OpenEBS ZFS Local PV: Slow Pod Startup with fsGroup

Problem

Pods using fsGroupChangePolicy: OnRootMismatch with OpenEBS ZFS Local PV (openebs-zfspv StorageClass, fstype: zfs) experience slow startup. kubectl describe pod shows:

Warning  VolumePermissionChangeInProgress  Setting volume ownership for <path>
is taking longer than expected, consider using OnRootMismatch

The kubelet recursively walks the entire volume on every pod start, even though fsGroupChangePolicy: OnRootMismatch is configured in the pod security context.

Root Cause

The kubelet (pkg/volume/volume_linux.go) skips the recursive chown only when all three conditions are met on the volume root directory:

GID matches fsGroup
Permissions are a superset of required (0770 for rw)
setgid bit is set (chmod g+s)

OpenEBS ZFS CSI driver creates datasets without the setgid bit and with insufficient permissions (typically 0700). The kubelet's fsGroup pass applies chmod(info.Mode()|mask) which adds setgid + group permissions, but on the next pod start the root directory is back to 0700 without setgid — the kubelet resets it during every mount cycle.

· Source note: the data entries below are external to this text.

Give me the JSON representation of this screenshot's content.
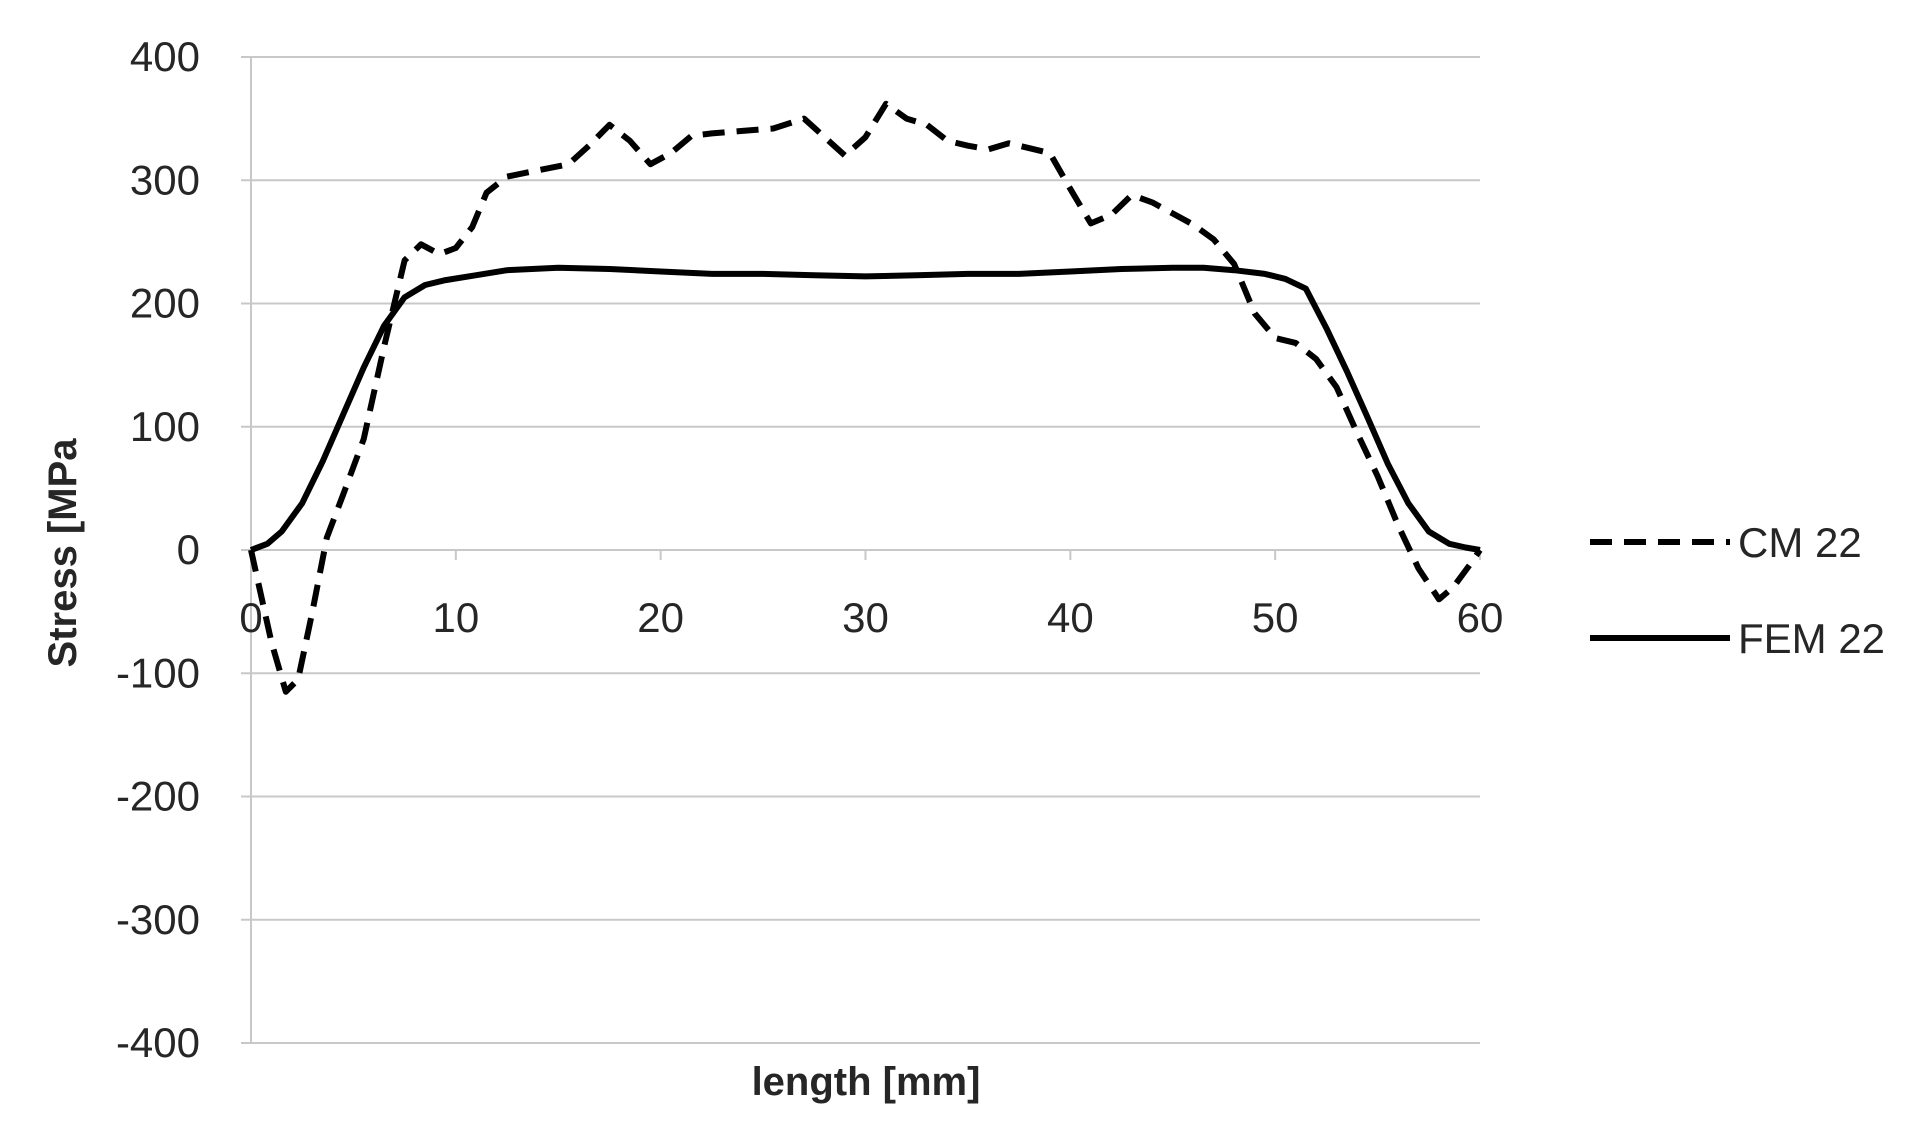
{
  "chart_data": {
    "type": "line",
    "title": "",
    "xlabel": "length [mm]",
    "ylabel": "Stress [MPa",
    "xlim": [
      0,
      60
    ],
    "ylim": [
      -400,
      400
    ],
    "x_ticks": [
      0,
      10,
      20,
      30,
      40,
      50,
      60
    ],
    "y_ticks": [
      400,
      300,
      200,
      100,
      0,
      -100,
      -200,
      -300,
      -400
    ],
    "x_tick_labels": [
      "0",
      "10",
      "20",
      "30",
      "40",
      "50",
      "60"
    ],
    "y_tick_labels": [
      "400",
      "300",
      "200",
      "100",
      "0",
      "-100",
      "-200",
      "-300",
      "-400"
    ],
    "grid": "horizontal",
    "legend_position": "right",
    "series": [
      {
        "name": "CM 22",
        "style": "dashed",
        "color": "#000000",
        "x": [
          0,
          1,
          1.7,
          2.3,
          3,
          3.7,
          4.5,
          5.5,
          6.5,
          7.5,
          8.3,
          9.2,
          10,
          10.8,
          11.5,
          12.5,
          14,
          15.5,
          16.5,
          17.5,
          18.5,
          19.5,
          20.5,
          21.5,
          22.5,
          24,
          25.5,
          27,
          28,
          29,
          30,
          31,
          32,
          33,
          34,
          35,
          36,
          37,
          38,
          39,
          40,
          41,
          42,
          43,
          44,
          45,
          46,
          47,
          48,
          49,
          50,
          51,
          52,
          53,
          54,
          55,
          56,
          57,
          58,
          58.7,
          59.5,
          60
        ],
        "y": [
          0,
          -75,
          -115,
          -105,
          -50,
          10,
          45,
          90,
          165,
          235,
          248,
          240,
          245,
          262,
          290,
          303,
          308,
          313,
          328,
          345,
          332,
          313,
          322,
          336,
          338,
          340,
          342,
          350,
          335,
          320,
          335,
          362,
          350,
          345,
          332,
          328,
          325,
          330,
          326,
          322,
          293,
          265,
          272,
          288,
          282,
          273,
          264,
          252,
          232,
          192,
          172,
          168,
          155,
          132,
          95,
          60,
          20,
          -15,
          -40,
          -30,
          -12,
          0
        ]
      },
      {
        "name": "FEM 22",
        "style": "solid",
        "color": "#000000",
        "x": [
          0,
          0.8,
          1.5,
          2.5,
          3.5,
          4.5,
          5.5,
          6.5,
          7.5,
          8.5,
          9.5,
          11,
          12.5,
          15,
          17.5,
          20,
          22.5,
          25,
          27.5,
          30,
          32.5,
          35,
          37.5,
          40,
          42.5,
          45,
          46.5,
          48,
          49.5,
          50.5,
          51.5,
          52.5,
          53.5,
          54.5,
          55.5,
          56.5,
          57.5,
          58.5,
          59.3,
          60
        ],
        "y": [
          0,
          5,
          15,
          38,
          72,
          110,
          148,
          182,
          205,
          215,
          219,
          223,
          227,
          229,
          228,
          226,
          224,
          224,
          223,
          222,
          223,
          224,
          224,
          226,
          228,
          229,
          229,
          227,
          224,
          220,
          212,
          180,
          145,
          108,
          70,
          38,
          15,
          5,
          2,
          0
        ]
      }
    ]
  }
}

Why `chmod 2770` doesn't persist

We attempted to manually set chmod 2770 on the volume root after the kubelet finished its permission pass. This appeared to work (2770 drwxrws---), but on the next pod restart the kubelet re-applied its fsGroup pass and reset the root directory back to 0700 drwx------. The kubelet's volume ownership logic runs at mount time on every pod start, overwriting any manual permission changes.

This is a known limitation: kubernetes/kubernetes#105435, kubernetes/kubernetes#133892. The CSI driver has no fsGroupPolicy field in its CSIDriver spec and no StorageClass parameter for default permissions.

How to Diagnose

Check events for VolumePermissionChangeInProgress warnings:

kubectl describe pod <pod> -n <ns> | grep -A2 VolumePermissionChangeInProgress

Check the volume root permissions via the ZFS node daemonset on the target node:

ZFS_POD=$(kubectl get pod -n zfs-localpv -o jsonpath='{.items[?(@.spec.nodeName=="<node>")].metadata.name}')
PVC_UID=$(kubectl get pvc <pvc-name> -n <ns> -o jsonpath='{.metadata.uid}')
POD_UID=$(kubectl get pod <pod> -n <ns> -o jsonpath='{.metadata.uid}')

kubectl exec -n zfs-localpv $ZFS_POD -c openebs-zfs-plugin -- \
  stat /var/lib/kubelet/pods/$POD_UID/volumes/kubernetes.io~csi/$PVC_UID/mount

Expected failing state:
```
Access: (0700/drwx------)  Uid: (10000)   Gid: (10000)
```
Missing: setgid bit (s in group permissions) and 0770 mode.

Check all PVC mounts on a node at once:

kubectl exec -n zfs-localpv $ZFS_POD -c openebs-zfs-plugin -- sh -c \
  'for m in $(mount | grep "type zfs" | grep -v subpaths | grep "/host/var/lib/kubelet" | sed "s|.*on /host\(/var/lib/kubelet[^ ]*\).*|\1|"); do stat -c "%a %A %U:%G %n" "$m" 2>/dev/null; done'

Look for entries with mode 700 and no setgid (drwx------ vs drwxrws---).

Fix

Best: remove `fsGroup` when the app manages its own ownership

If the application already runs as the volume owner (or an init stage chowns files to the correct UID), fsGroup is unnecessary. Removing it eliminates the kubelet's recursive permission walk entirely:

defaultPodOptions:
  securityContext: {}

This applies when: - The container starts as root and an init system (e.g. s6-overlay) chowns data to the final UID before dropping privileges - The app runs as the same UID that owns the volume files - The volume files are already owned by the correct user

Fallback: init container for apps that truly need fsGroup

If the app requires fsGroup (e.g. multiple processes with different UIDs sharing a volume), the init container approach can set permissions before the kubelet's pass. This is fragile and may still not work reliably with fstype: zfs.

Notes

acltype=posixacl and xattr=sa are already inherited from the datasets ZFS parent — these are unrelated to the setgid issue.
ZFS has no property to set default Unix permission bits or setgid on new datasets.
The OpenEBS ZFS CSI driver does not support fsGroupPolicy in its CSIDriver spec, so kubelet handles all fsGroup changes.
Kata Containers runtime is not the cause, but adds latency on top of the already-slow recursive walk.